Page 19 of Lady and the Butcher
“Same thing,” he said. “Stubborn is just love with armor.”
I stared up at him for a second longer than polite. “Who taught you to say things like that?”
He didn’t answer. He didn’t need to.
We swayed, breathed, hovered. The song changed, pealed out, the DJ finding his courage. The air shifted as more people flooded the dance floor. Atticus eased his hand from my waist like the break of a seal. The night rushed back in.
“You want another drink?” he asked.
“I should …” I glanced at my clutch like it might sprout a notification just to help me make my decision. The screen stayed blank. “Yes. Water. Please.”

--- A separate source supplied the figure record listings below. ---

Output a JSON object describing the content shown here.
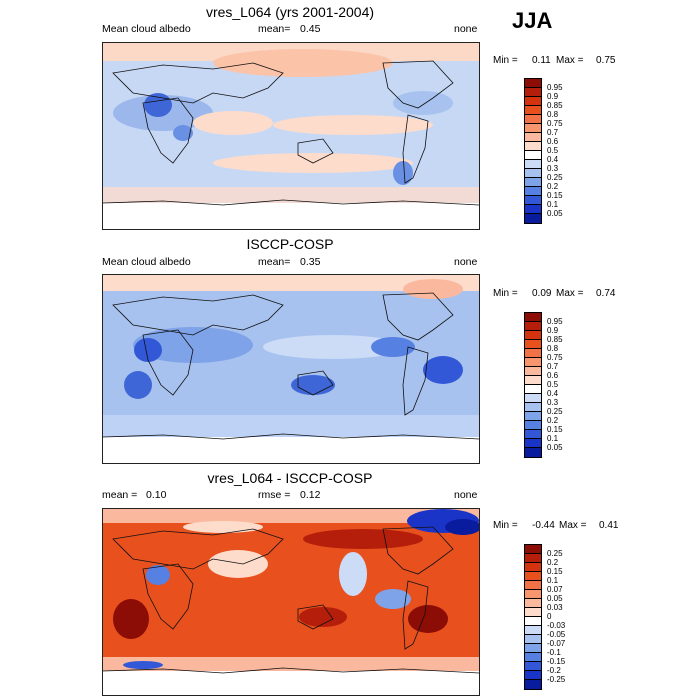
{
  "season": "JJA",
  "panels": [
    {
      "title": "vres_L064 (yrs 2001-2004)",
      "left_label": "Mean cloud albedo",
      "mid_label": "mean=",
      "mid_value": "0.45",
      "right_label": "none",
      "min_label": "Min =",
      "min_value": "0.11",
      "max_label": "Max =",
      "max_value": "0.75"
    },
    {
      "title": "ISCCP-COSP",
      "left_label": "Mean cloud albedo",
      "mid_label": "mean=",
      "mid_value": "0.35",
      "right_label": "none",
      "min_label": "Min =",
      "min_value": "0.09",
      "max_label": "Max =",
      "max_value": "0.74"
    },
    {
      "title": "vres_L064 - ISCCP-COSP",
      "left_label": "mean =",
      "left_value": "0.10",
      "mid_label": "rmse =",
      "mid_value": "0.12",
      "right_label": "none",
      "min_label": "Min =",
      "min_value": "-0.44",
      "max_label": "Max =",
      "max_value": "0.41"
    }
  ],
  "colorbars": [
    {
      "labels": [
        "0.95",
        "0.9",
        "0.85",
        "0.8",
        "0.75",
        "0.7",
        "0.6",
        "0.5",
        "0.4",
        "0.3",
        "0.25",
        "0.2",
        "0.15",
        "0.1",
        "0.05"
      ],
      "colors": [
        "#8b0d06",
        "#b41e0b",
        "#d3340f",
        "#e8501e",
        "#f27248",
        "#f7956f",
        "#fab99e",
        "#fddccc",
        "#ffffff",
        "#ccdcf7",
        "#a8c2ef",
        "#7ea3e8",
        "#5680e2",
        "#3258d8",
        "#1a34c8",
        "#0a1c9e"
      ]
    },
    {
      "labels": [
        "0.95",
        "0.9",
        "0.85",
        "0.8",
        "0.75",
        "0.7",
        "0.6",
        "0.5",
        "0.4",
        "0.3",
        "0.25",
        "0.2",
        "0.15",
        "0.1",
        "0.05"
      ],
      "colors": [
        "#8b0d06",
        "#b41e0b",
        "#d3340f",
        "#e8501e",
        "#f27248",
        "#f7956f",
        "#fab99e",
        "#fddccc",
        "#ffffff",
        "#ccdcf7",
        "#a8c2ef",
        "#7ea3e8",
        "#5680e2",
        "#3258d8",
        "#1a34c8",
        "#0a1c9e"
      ]
    },
    {
      "labels": [
        "0.25",
        "0.2",
        "0.15",
        "0.1",
        "0.07",
        "0.05",
        "0.03",
        "0",
        "-0.03",
        "-0.05",
        "-0.07",
        "-0.1",
        "-0.15",
        "-0.2",
        "-0.25"
      ],
      "colors": [
        "#8b0d06",
        "#b41e0b",
        "#d3340f",
        "#e8501e",
        "#f27248",
        "#f7956f",
        "#fab99e",
        "#fddccc",
        "#ffffff",
        "#ccdcf7",
        "#a8c2ef",
        "#7ea3e8",
        "#5680e2",
        "#3258d8",
        "#1a34c8",
        "#0a1c9e"
      ]
    }
  ],
  "chart_data": [
    {
      "type": "heatmap",
      "title": "vres_L064 (yrs 2001-2004)",
      "variable": "Mean cloud albedo",
      "mean": 0.45,
      "min": 0.11,
      "max": 0.75,
      "units": "none",
      "levels": [
        0.05,
        0.1,
        0.15,
        0.2,
        0.25,
        0.3,
        0.4,
        0.5,
        0.6,
        0.7,
        0.75,
        0.8,
        0.85,
        0.9,
        0.95
      ],
      "season": "JJA"
    },
    {
      "type": "heatmap",
      "title": "ISCCP-COSP",
      "variable": "Mean cloud albedo",
      "mean": 0.35,
      "min": 0.09,
      "max": 0.74,
      "units": "none",
      "levels": [
        0.05,
        0.1,
        0.15,
        0.2,
        0.25,
        0.3,
        0.4,
        0.5,
        0.6,
        0.7,
        0.75,
        0.8,
        0.85,
        0.9,
        0.95
      ],
      "season": "JJA"
    },
    {
      "type": "heatmap",
      "title": "vres_L064 - ISCCP-COSP",
      "variable": "difference",
      "mean": 0.1,
      "rmse": 0.12,
      "min": -0.44,
      "max": 0.41,
      "units": "none",
      "levels": [
        -0.25,
        -0.2,
        -0.15,
        -0.1,
        -0.07,
        -0.05,
        -0.03,
        0,
        0.03,
        0.05,
        0.07,
        0.1,
        0.15,
        0.2,
        0.25
      ],
      "season": "JJA"
    }
  ]
}
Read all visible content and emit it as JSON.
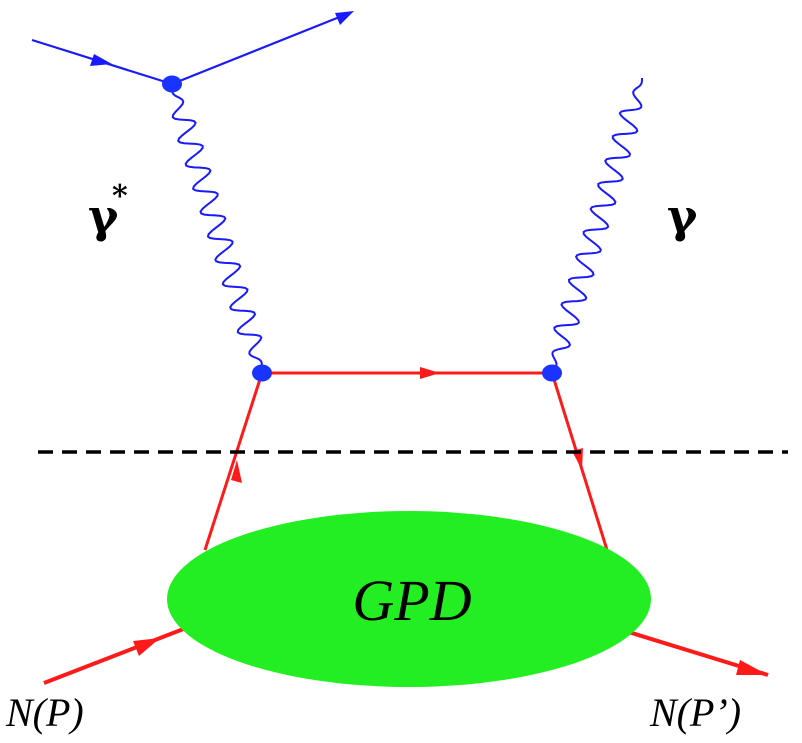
{
  "colors": {
    "electron": "#1a1aff",
    "photon": "#1a1aff",
    "quark": "#ff1a1a",
    "nucleon": "#ff1a1a",
    "blob": "#22ee22",
    "vertex": "#1a33ff",
    "cut": "#000000",
    "text": "#000000"
  },
  "labels": {
    "virtual_photon": "γ",
    "virtual_photon_sup": "*",
    "real_photon": "γ",
    "blob": "GPD",
    "incoming_nucleon": "N(P)",
    "outgoing_nucleon": "N(P’)"
  },
  "icons": {
    "vertex": "vertex-dot-icon",
    "arrow": "arrowhead-icon"
  }
}
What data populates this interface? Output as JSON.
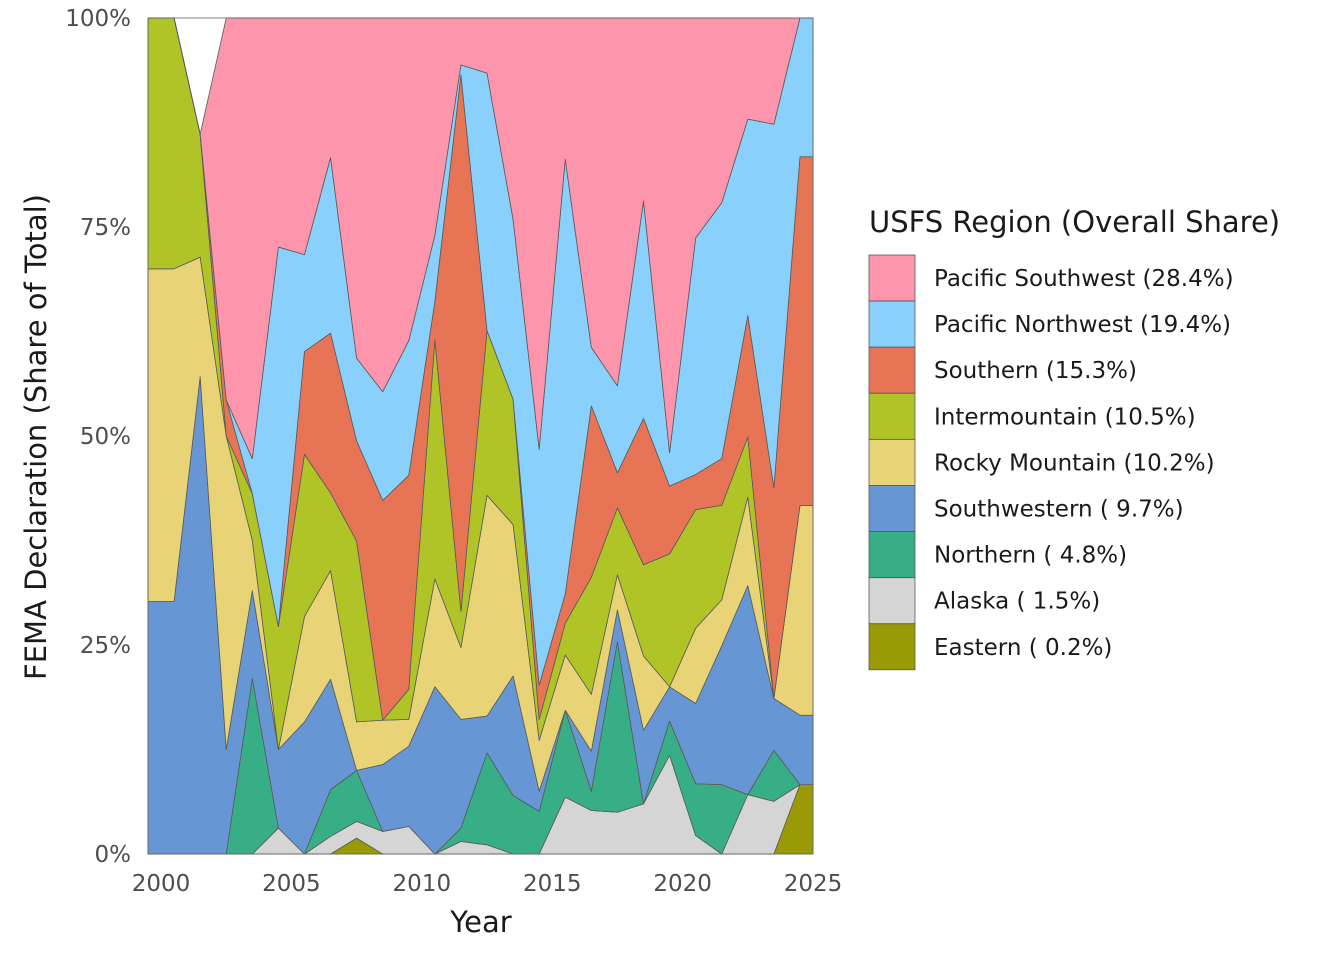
{
  "chart_data": {
    "type": "area",
    "stacked": true,
    "normalized": true,
    "xlabel": "Year",
    "ylabel": "FEMA Declaration (Share of Total)",
    "x_ticks": [
      "2000",
      "2005",
      "2010",
      "2015",
      "2020",
      "2025"
    ],
    "y_ticks": [
      "0%",
      "25%",
      "50%",
      "75%",
      "100%"
    ],
    "xlim": [
      1999.5,
      2025
    ],
    "ylim": [
      0,
      100
    ],
    "grid": false,
    "legend": {
      "title": "USFS Region (Overall Share)",
      "placement": "right"
    },
    "x": [
      1999.5,
      2000.5,
      2001.5,
      2002.5,
      2003.5,
      2004.5,
      2005.5,
      2006.5,
      2007.5,
      2008.5,
      2009.5,
      2010.5,
      2011.5,
      2012.5,
      2013.5,
      2014.5,
      2015.5,
      2016.5,
      2017.5,
      2018.5,
      2019.5,
      2020.5,
      2021.5,
      2022.5,
      2023.5,
      2024.5,
      2025
    ],
    "series": [
      {
        "name": "Eastern ( 0.2%)",
        "color": "#999a05",
        "values": [
          0,
          0,
          0,
          0,
          0,
          0,
          0,
          0,
          1.9,
          0,
          0,
          0,
          0,
          0,
          0,
          0,
          0,
          0,
          0,
          0,
          0,
          0,
          0,
          0,
          0,
          8.3,
          8.3
        ]
      },
      {
        "name": "Alaska ( 1.5%)",
        "color": "#d5d5d5",
        "values": [
          0,
          0,
          0,
          0,
          0,
          3.1,
          0,
          2.1,
          2.0,
          2.7,
          3.3,
          0,
          1.5,
          1.1,
          0,
          0,
          6.8,
          5.2,
          5.0,
          6.0,
          11.8,
          2.2,
          0,
          7.1,
          6.3,
          0,
          0
        ]
      },
      {
        "name": "Northern ( 4.8%)",
        "color": "#37ae85",
        "values": [
          0,
          0,
          0,
          0,
          21.0,
          0,
          0,
          5.6,
          6.1,
          0,
          0,
          0,
          1.6,
          11.0,
          7.0,
          5.1,
          10.4,
          2.3,
          20.4,
          0,
          4.1,
          6.2,
          8.3,
          0,
          6.1,
          0,
          0
        ]
      },
      {
        "name": "Southwestern ( 9.7%)",
        "color": "#6697d4",
        "values": [
          30.2,
          30.2,
          57.1,
          12.5,
          10.5,
          9.4,
          15.8,
          13.2,
          0,
          8.0,
          9.6,
          20.0,
          13.0,
          4.4,
          14.3,
          2.4,
          0,
          4.8,
          3.8,
          8.8,
          4.1,
          9.6,
          16.6,
          25.0,
          6.2,
          8.3,
          8.3
        ]
      },
      {
        "name": "Rocky Mountain (10.2%)",
        "color": "#e8d476",
        "values": [
          39.8,
          39.8,
          14.3,
          37.5,
          6.0,
          0,
          12.6,
          13.0,
          5.8,
          5.3,
          3.2,
          12.9,
          8.6,
          26.4,
          18.1,
          6.1,
          6.6,
          6.8,
          4.2,
          8.9,
          0,
          9.0,
          5.5,
          10.6,
          0,
          25.1,
          25.1
        ]
      },
      {
        "name": "Intermountain (10.5%)",
        "color": "#b0c427",
        "values": [
          30.0,
          30.0,
          14.7,
          0,
          5.6,
          14.7,
          19.4,
          9.3,
          21.6,
          0,
          3.6,
          28.6,
          4.3,
          19.7,
          15.0,
          2.5,
          3.8,
          14.0,
          8.0,
          10.9,
          15.9,
          14.2,
          11.3,
          7.2,
          0,
          0,
          0
        ]
      },
      {
        "name": "Southern (15.3%)",
        "color": "#e77555",
        "values": [
          0,
          0,
          0,
          4.3,
          0,
          0,
          12.3,
          19.1,
          12.0,
          26.3,
          25.6,
          4.6,
          64.2,
          0,
          0,
          4.1,
          3.5,
          20.5,
          4.2,
          17.5,
          8.1,
          4.2,
          5.6,
          14.5,
          25.2,
          41.7,
          41.7
        ]
      },
      {
        "name": "Pacific Northwest (19.4%)",
        "color": "#89d1fc",
        "values": [
          0,
          0,
          0,
          0,
          4.2,
          45.4,
          11.6,
          21.0,
          9.9,
          13.0,
          16.1,
          7.9,
          1.2,
          30.8,
          21.5,
          28.2,
          52.0,
          7.0,
          10.4,
          26.0,
          4.0,
          28.3,
          30.6,
          23.5,
          43.5,
          16.6,
          16.6
        ]
      },
      {
        "name": "Pacific Southwest (28.4%)",
        "color": "#fd95ad",
        "values": [
          0,
          0,
          0,
          45.7,
          52.7,
          27.4,
          28.3,
          16.7,
          40.7,
          44.7,
          38.6,
          26.0,
          5.6,
          6.6,
          24.1,
          51.6,
          16.9,
          39.4,
          44.0,
          21.9,
          52.0,
          26.3,
          22.1,
          12.1,
          12.7,
          0,
          0
        ]
      }
    ]
  }
}
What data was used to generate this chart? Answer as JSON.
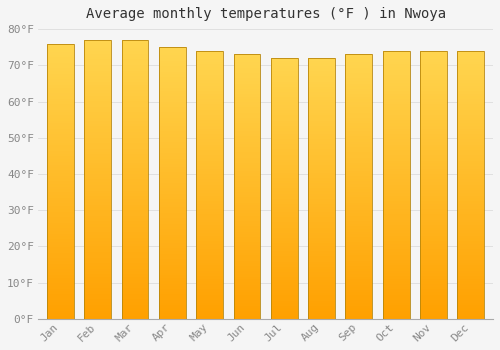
{
  "title": "Average monthly temperatures (°F ) in Nwoya",
  "months": [
    "Jan",
    "Feb",
    "Mar",
    "Apr",
    "May",
    "Jun",
    "Jul",
    "Aug",
    "Sep",
    "Oct",
    "Nov",
    "Dec"
  ],
  "values": [
    76,
    77,
    77,
    75,
    74,
    73,
    72,
    72,
    73,
    74,
    74,
    74
  ],
  "ylim": [
    0,
    80
  ],
  "yticks": [
    0,
    10,
    20,
    30,
    40,
    50,
    60,
    70,
    80
  ],
  "ytick_labels": [
    "0°F",
    "10°F",
    "20°F",
    "30°F",
    "40°F",
    "50°F",
    "60°F",
    "70°F",
    "80°F"
  ],
  "bar_color_light": "#FFD54F",
  "bar_color_dark": "#FFA000",
  "bar_edge_color": "#B8860B",
  "background_color": "#F5F5F5",
  "grid_color": "#DDDDDD",
  "title_fontsize": 10,
  "tick_fontsize": 8,
  "title_color": "#333333",
  "tick_color": "#888888"
}
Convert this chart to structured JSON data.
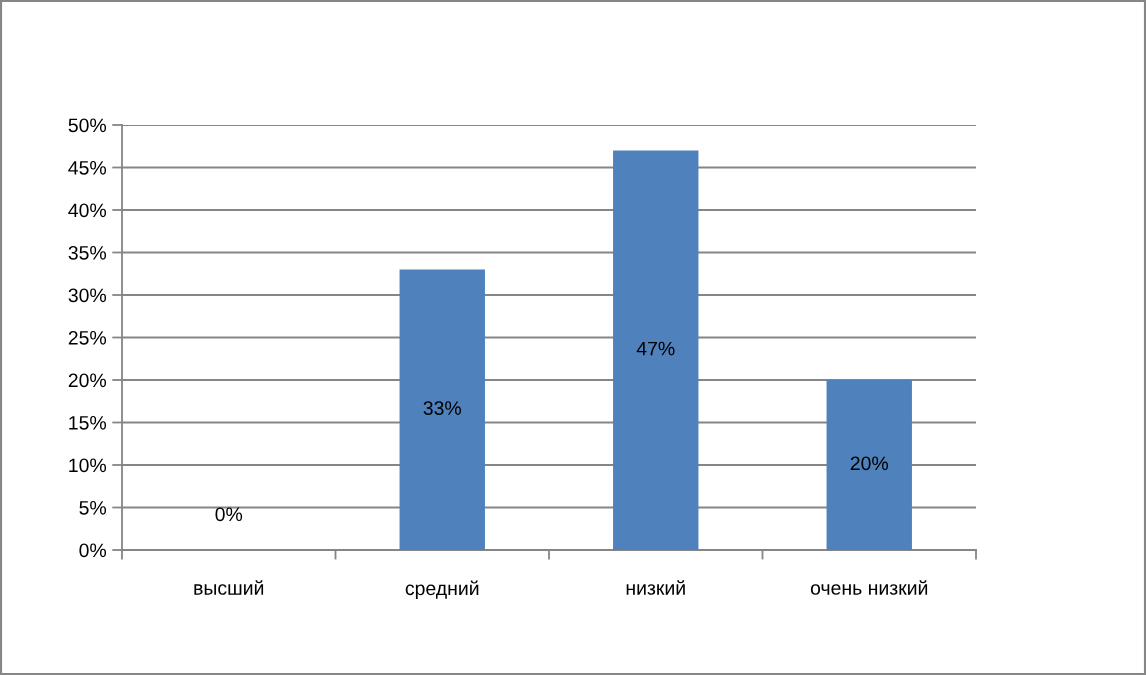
{
  "chart_data": {
    "type": "bar",
    "categories": [
      "высший",
      "средний",
      "низкий",
      "очень низкий"
    ],
    "values": [
      0,
      33,
      47,
      20
    ],
    "color": "#4f81bd",
    "value_labels": [
      "0%",
      "33%",
      "47%",
      "20%"
    ],
    "ylim": [
      0,
      50
    ],
    "yticks": [
      {
        "value": 0,
        "label": "0%"
      },
      {
        "value": 5,
        "label": "5%"
      },
      {
        "value": 10,
        "label": "10%"
      },
      {
        "value": 15,
        "label": "15%"
      },
      {
        "value": 20,
        "label": "20%"
      },
      {
        "value": 25,
        "label": "25%"
      },
      {
        "value": 30,
        "label": "30%"
      },
      {
        "value": 35,
        "label": "35%"
      },
      {
        "value": 40,
        "label": "40%"
      },
      {
        "value": 45,
        "label": "45%"
      },
      {
        "value": 50,
        "label": "50%"
      }
    ],
    "grid": "y",
    "legend": false
  }
}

He nodded once and moved toward the bar with that unhurried efficiency, like there was no scenario in which what he wanted was not eventually his. I stared at his back, the fine cut of the jacket, the way people moved around him without fully realizing they were giving him space.
“You look like a cat watching a window,” Alicia murmured, reappearing at my elbow.
I startled. “Do I?”
She followed my gaze. “He’s … something.”
“That’s one word.”
“How many would get me in trouble?”
“At least three.”
She laughed, then sobered, scanning my face. “All good?”
I nodded, then adjusted it to the truth. “I’m … wired.”
“Birthday parties will do that.” She nudged my shoulder. “And unknown quantities in good suits.”
“I like known quantities,” I lied.
“Do you?” She tipped her head. “Stephen says you like a challenge.”
“Stephen says a lot of things.”
“He does.” She smiled, not defensive, just fond. “For what it’s worth, I like you.”
I blinked. “Me?”
“You come in like you own your space. It makes other people find theirs.” She shrugged. “Also you saved me from a ‘so you’re the nanny’ question earlier by standing next to me and glaring at a man until he walked away.”
I snorted. “That was for me. I was bored.”
“Uh-huh.” Alicia squeezed my forearm, then her attention snagged on something across the yard. “Francine is conducting a conga line. Gotta go.”
“Do you, now?” I asked. My smile was real.
Atticus returned then, water in one hand, a fresh bourbon in the other. He passed me the bottle, and our fingers brushed on purpose.
“Thank you,” I said, lifting it to my lips.
Alicia took the hint with the grace of a woman who’d navigated more complicated rooms than this. “I’m going to go make sure your mother doesn’t accidentally crowd-surf,” she said lightly, and disappeared back into the fray.
Funny how Stephen hadn’t mentioned Alicia to me—not once—and yet she’d slipped into the family current like she’d always known our eddies and undertows. Watching her fold my mother’s stubbornness into laughter and keep pace with the twins’ chaos, I felt something unclench. Whatever else we were bracing for, I wanted my brother to have this: ease, love, a person who chose him on purpose.
“You’re good with her,” Atticus said.